The shell of Deskford Church, also known as St John's Church, stands in Kirktown of Deskford, a small settlement just off the B9108 some four miles south of Cullen. A minor road loops through the village, if that's not too grand a name for the attractive collection of houses and cottages you find here, and the church stands to one side of the churchyard.
Parking is fairly tight, but having found somewhere to leave your car where it will not be in the way, you pass through the gates into what remains an active graveyard and make your way to the church. En route you pass between a mix of gravestones which appear to date mainly from the 1800s to modern times. There is no obvious sign of the earlier stones you might hope for given the relative antiquity of the church itself.
For the observant the most interesting memorial is an apparently complete wire covered and glass domed immortelle, housing china figures and ornaments. This is a form of memorial found in some Scottish churchyards, though only rarely because of their intrinsic fragility. This one appears to gain additional protection from the elements through its shelter by a leaning gravestone (which, if it fell, would be the end of the immortelle) and the tuft of wiry grass that has grown up around it.

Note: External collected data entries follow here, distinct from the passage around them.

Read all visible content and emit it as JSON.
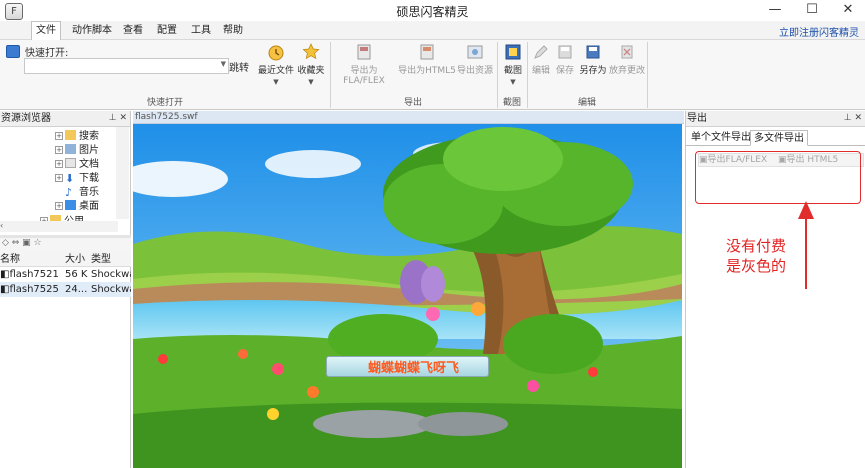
{
  "window": {
    "title": "硕思闪客精灵",
    "app_icon_letter": "F",
    "minimize": "—",
    "maximize": "☐",
    "close": "✕"
  },
  "menu": {
    "items": [
      "文件",
      "动作脚本",
      "查看",
      "配置",
      "工具",
      "帮助"
    ],
    "register": "立即注册闪客精灵"
  },
  "ribbon": {
    "quick_open_label": "快速打开:",
    "quick_open_value": "",
    "jump": "跳转",
    "recent": "最近文件",
    "favorites": "收藏夹",
    "group_quick": "快速打开",
    "export_fla": "导出为FLA/FLEX",
    "export_html5": "导出为HTML5",
    "export_resources": "导出资源",
    "group_export": "导出",
    "screenshot": "截图",
    "group_screenshot": "截图",
    "edit": "编辑",
    "save": "保存",
    "save_as": "另存为",
    "discard": "放弃更改",
    "group_edit": "编辑"
  },
  "left_panel": {
    "title": "资源浏览器",
    "pins": "⊥ ✕",
    "tree": [
      "搜索",
      "图片",
      "文档",
      "下载",
      "音乐",
      "桌面",
      "公用"
    ],
    "file_columns": [
      "名称",
      "大小",
      "类型"
    ],
    "files": [
      {
        "name": "flash7521",
        "size": "56 K",
        "type": "Shockwa"
      },
      {
        "name": "flash7525",
        "size": "24...",
        "type": "Shockwa"
      }
    ]
  },
  "document": {
    "tab": "flash7525.swf",
    "caption": "蝴蝶蝴蝶飞呀飞"
  },
  "right_panel": {
    "title": "导出",
    "pins": "⊥ ✕",
    "tabs": [
      "单个文件导出",
      "多文件导出"
    ],
    "toolbar_fla": "导出FLA/FLEX",
    "toolbar_html5": "导出 HTML5",
    "annotation": "没有付费\n是灰色的"
  },
  "colors": {
    "annotation_red": "#e22b2b",
    "register_blue": "#1b4ea8",
    "sky": "#3aa6f0",
    "grass": "#6fbf2a"
  }
}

Deskford Church itself comprises a simple oblong with side walls and east and west gables, the one at the western end being topped off with a bellcote. The presence of a chapel on this site was first recorded in 1541. It is unclear whether it served the parish more widely at the time, but it certainly seems to have been the place of worship of the Ogilvys of Deskford and Findlater, whose adjacent seat of power at Deskford Castle was built as a four storey tower house in the early 1500s.
Deskford Castle was largely demolished in the 1830s when the family moved to Cullen House. The church was abandoned and unroofed when the congregation moved to a replacement, built beside the main road south from Cullen in 1872.

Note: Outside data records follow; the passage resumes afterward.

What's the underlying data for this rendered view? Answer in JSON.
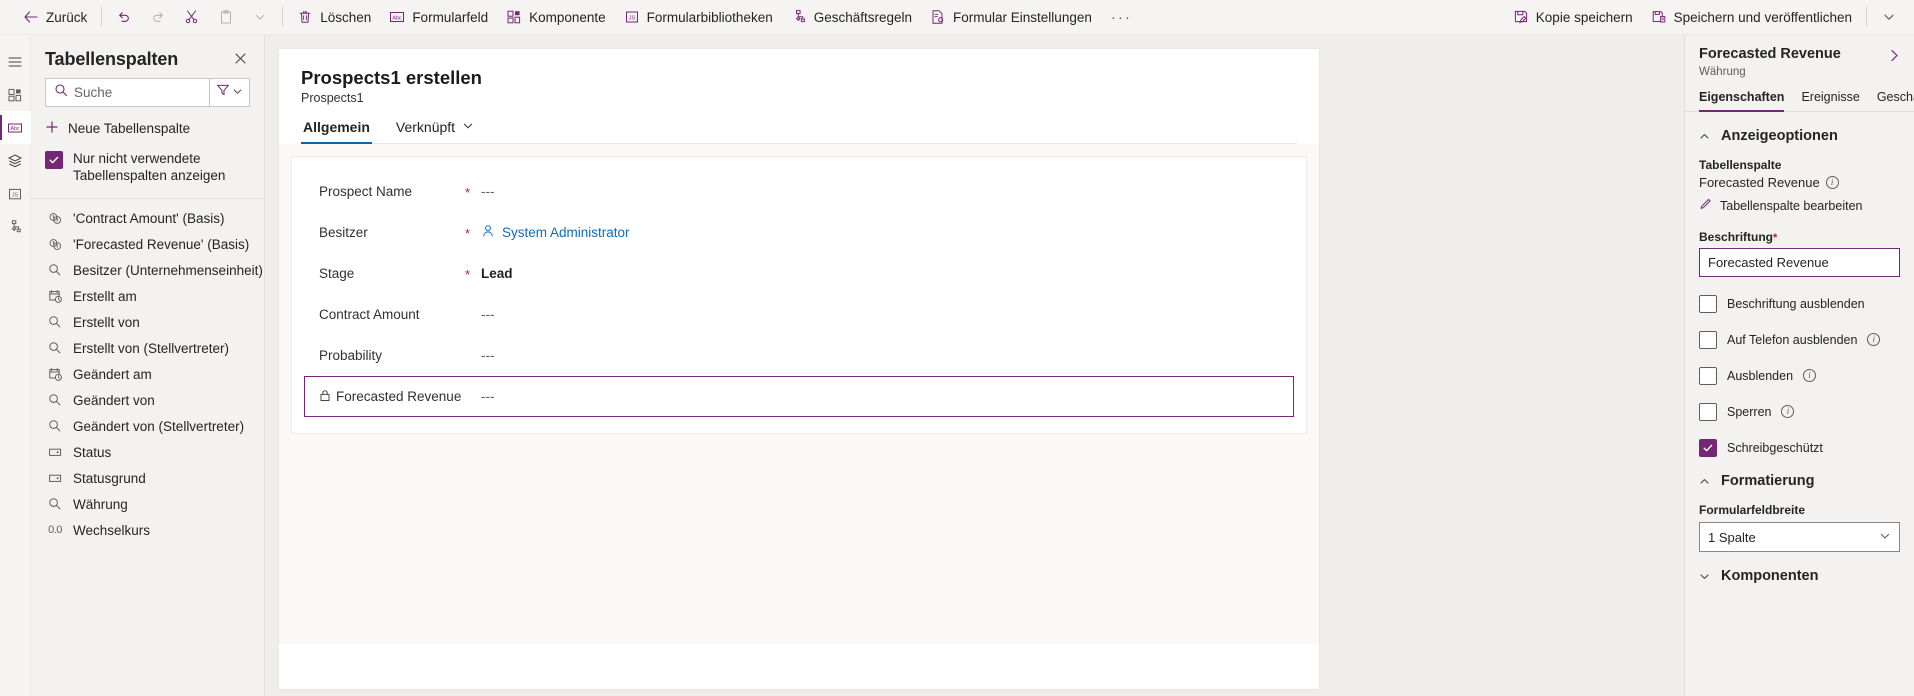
{
  "commandbar": {
    "back": {
      "label": "Zurück",
      "icon": "arrow-left-icon"
    },
    "undo": {
      "label": "",
      "icon": "undo-icon"
    },
    "redo": {
      "label": "",
      "icon": "redo-icon"
    },
    "cut": {
      "label": "",
      "icon": "scissors-icon"
    },
    "paste": {
      "label": "",
      "icon": "clipboard-icon"
    },
    "paste_chevron": {
      "label": "",
      "icon": "chevron-down-icon"
    },
    "items": [
      {
        "label": "Löschen",
        "icon": "trash-icon"
      },
      {
        "label": "Formularfeld",
        "icon": "abc-field-icon"
      },
      {
        "label": "Komponente",
        "icon": "component-icon"
      },
      {
        "label": "Formularbibliotheken",
        "icon": "js-library-icon"
      },
      {
        "label": "Geschäftsregeln",
        "icon": "business-rules-icon"
      },
      {
        "label": "Formular Einstellungen",
        "icon": "form-settings-icon"
      }
    ],
    "overflow": "···",
    "right_items": [
      {
        "label": "Kopie speichern",
        "icon": "save-copy-icon"
      },
      {
        "label": "Speichern und veröffentlichen",
        "icon": "save-publish-icon"
      }
    ],
    "right_chevron": {
      "label": "",
      "icon": "chevron-down-icon"
    }
  },
  "rail": {
    "items": [
      {
        "name": "hamburger-menu-icon"
      },
      {
        "name": "components-icon"
      },
      {
        "name": "abc-field-icon"
      },
      {
        "name": "layers-icon"
      },
      {
        "name": "js-library-icon"
      },
      {
        "name": "business-rules-icon"
      }
    ]
  },
  "leftpanel": {
    "title": "Tabellenspalten",
    "close_label": "✕",
    "search": {
      "placeholder": "Suche",
      "value": ""
    },
    "new_column_label": "Neue Tabellenspalte",
    "filter_checkbox": {
      "label": "Nur nicht verwendete Tabellenspalten anzeigen",
      "checked": true
    },
    "columns": [
      {
        "label": "'Contract Amount' (Basis)",
        "icon": "currency-icon"
      },
      {
        "label": "'Forecasted Revenue' (Basis)",
        "icon": "currency-icon"
      },
      {
        "label": "Besitzer (Unternehmenseinheit)",
        "icon": "lookup-icon"
      },
      {
        "label": "Erstellt am",
        "icon": "datetime-icon"
      },
      {
        "label": "Erstellt von",
        "icon": "lookup-icon"
      },
      {
        "label": "Erstellt von (Stellvertreter)",
        "icon": "lookup-icon"
      },
      {
        "label": "Geändert am",
        "icon": "datetime-icon"
      },
      {
        "label": "Geändert von",
        "icon": "lookup-icon"
      },
      {
        "label": "Geändert von (Stellvertreter)",
        "icon": "lookup-icon"
      },
      {
        "label": "Status",
        "icon": "choice-icon"
      },
      {
        "label": "Statusgrund",
        "icon": "choice-icon"
      },
      {
        "label": "Währung",
        "icon": "lookup-icon"
      },
      {
        "label": "Wechselkurs",
        "icon": "decimal-icon",
        "icon_text": "0.0"
      }
    ]
  },
  "form": {
    "title": "Prospects1 erstellen",
    "subtitle": "Prospects1",
    "tabs": [
      {
        "label": "Allgemein",
        "active": true,
        "has_chevron": false
      },
      {
        "label": "Verknüpft",
        "active": false,
        "has_chevron": true
      }
    ],
    "fields": [
      {
        "label": "Prospect Name",
        "required": true,
        "value": "---",
        "style": "empty",
        "selected": false,
        "locked": false
      },
      {
        "label": "Besitzer",
        "required": true,
        "value": "System Administrator",
        "style": "link",
        "selected": false,
        "locked": false,
        "icon": "person-icon"
      },
      {
        "label": "Stage",
        "required": true,
        "value": "Lead",
        "style": "bold",
        "selected": false,
        "locked": false
      },
      {
        "label": "Contract Amount",
        "required": false,
        "value": "---",
        "style": "empty",
        "selected": false,
        "locked": false
      },
      {
        "label": "Probability",
        "required": false,
        "value": "---",
        "style": "empty",
        "selected": false,
        "locked": false
      },
      {
        "label": "Forecasted Revenue",
        "required": false,
        "value": "---",
        "style": "empty",
        "selected": true,
        "locked": true,
        "icon": "lock-icon"
      }
    ]
  },
  "rightpanel": {
    "title": "Forecasted Revenue",
    "subtitle": "Währung",
    "expand_icon": "chevron-right-icon",
    "tabs": [
      {
        "label": "Eigenschaften",
        "active": true
      },
      {
        "label": "Ereignisse",
        "active": false
      },
      {
        "label": "Geschäft",
        "active": false
      }
    ],
    "display_options": {
      "group_title": "Anzeigeoptionen",
      "collapsed": false,
      "table_column_label": "Tabellenspalte",
      "table_column_value": "Forecasted Revenue",
      "edit_link": "Tabellenspalte bearbeiten",
      "label_field_label": "Beschriftung",
      "label_field_required": "*",
      "label_field_value": "Forecasted Revenue",
      "checkboxes": [
        {
          "label": "Beschriftung ausblenden",
          "checked": false,
          "info": false
        },
        {
          "label": "Auf Telefon ausblenden",
          "checked": false,
          "info": true
        },
        {
          "label": "Ausblenden",
          "checked": false,
          "info": true
        },
        {
          "label": "Sperren",
          "checked": false,
          "info": true
        },
        {
          "label": "Schreibgeschützt",
          "checked": true,
          "info": false
        }
      ]
    },
    "formatting": {
      "group_title": "Formatierung",
      "collapsed": false,
      "field_width_label": "Formularfeldbreite",
      "field_width_value": "1 Spalte"
    },
    "components": {
      "group_title": "Komponenten",
      "collapsed": true
    }
  },
  "colors": {
    "brand": "#742774",
    "link": "#0f6cbd",
    "tab_underline": "#1264a3",
    "required": "#a4262c"
  }
}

The chapel recorded in 1541 appears to have been converted to serve as a parish church dedicated to St John by 1545, though it also remained the main place of worship of the Ogilvy family. It was their involvement in St John's Church which led to the enduring reason to visit it today. Because while the exterior of the church is ordinary and uninspiring, some of the internal features are remarkable.
Chief among them is the sacrament house, which stands against the east end of the north wall of the church. At its simplest, a sacrament house in a pre-Reformation church was a cupboard set within the wall in which the sacrament, the ceremonial bread and wine, could be stored. There was a tradition in parts of Scotland for elaborate decoration of sacrament houses, and the one at Deskford Church is of a type found in a number of places in north-east Scotland.
It stands some 8ft high by 3.5ft wide, and occupies much of the height of the wall. It has been restored fairly recently and is in superb condition as a result. Protection from the elements is afforded by a concrete slab above it, and glass panels in front of it. The latter do have the effect of obscuring detail because of reflections, but it is still possible to admire the quality of the stonework, placed here by the Ogilvys in 1551.
Elsewhere in the church the interior walls are home to a number of other fine stones. One teardrop shaped stone is known as the Ogilvy Monument. It commemorates Walter Ogilvy, a family member who served as minister here before his death on 15 February 1658. Two other full length graveslabs, of contrasting carving styles, are mounted vertically in recesses in the walls. One of these is dated 1717. The other appears to be rather earlier: and though weathered in places also clearly carries that blight of the careless mason, the backward capital "N", in a number of places.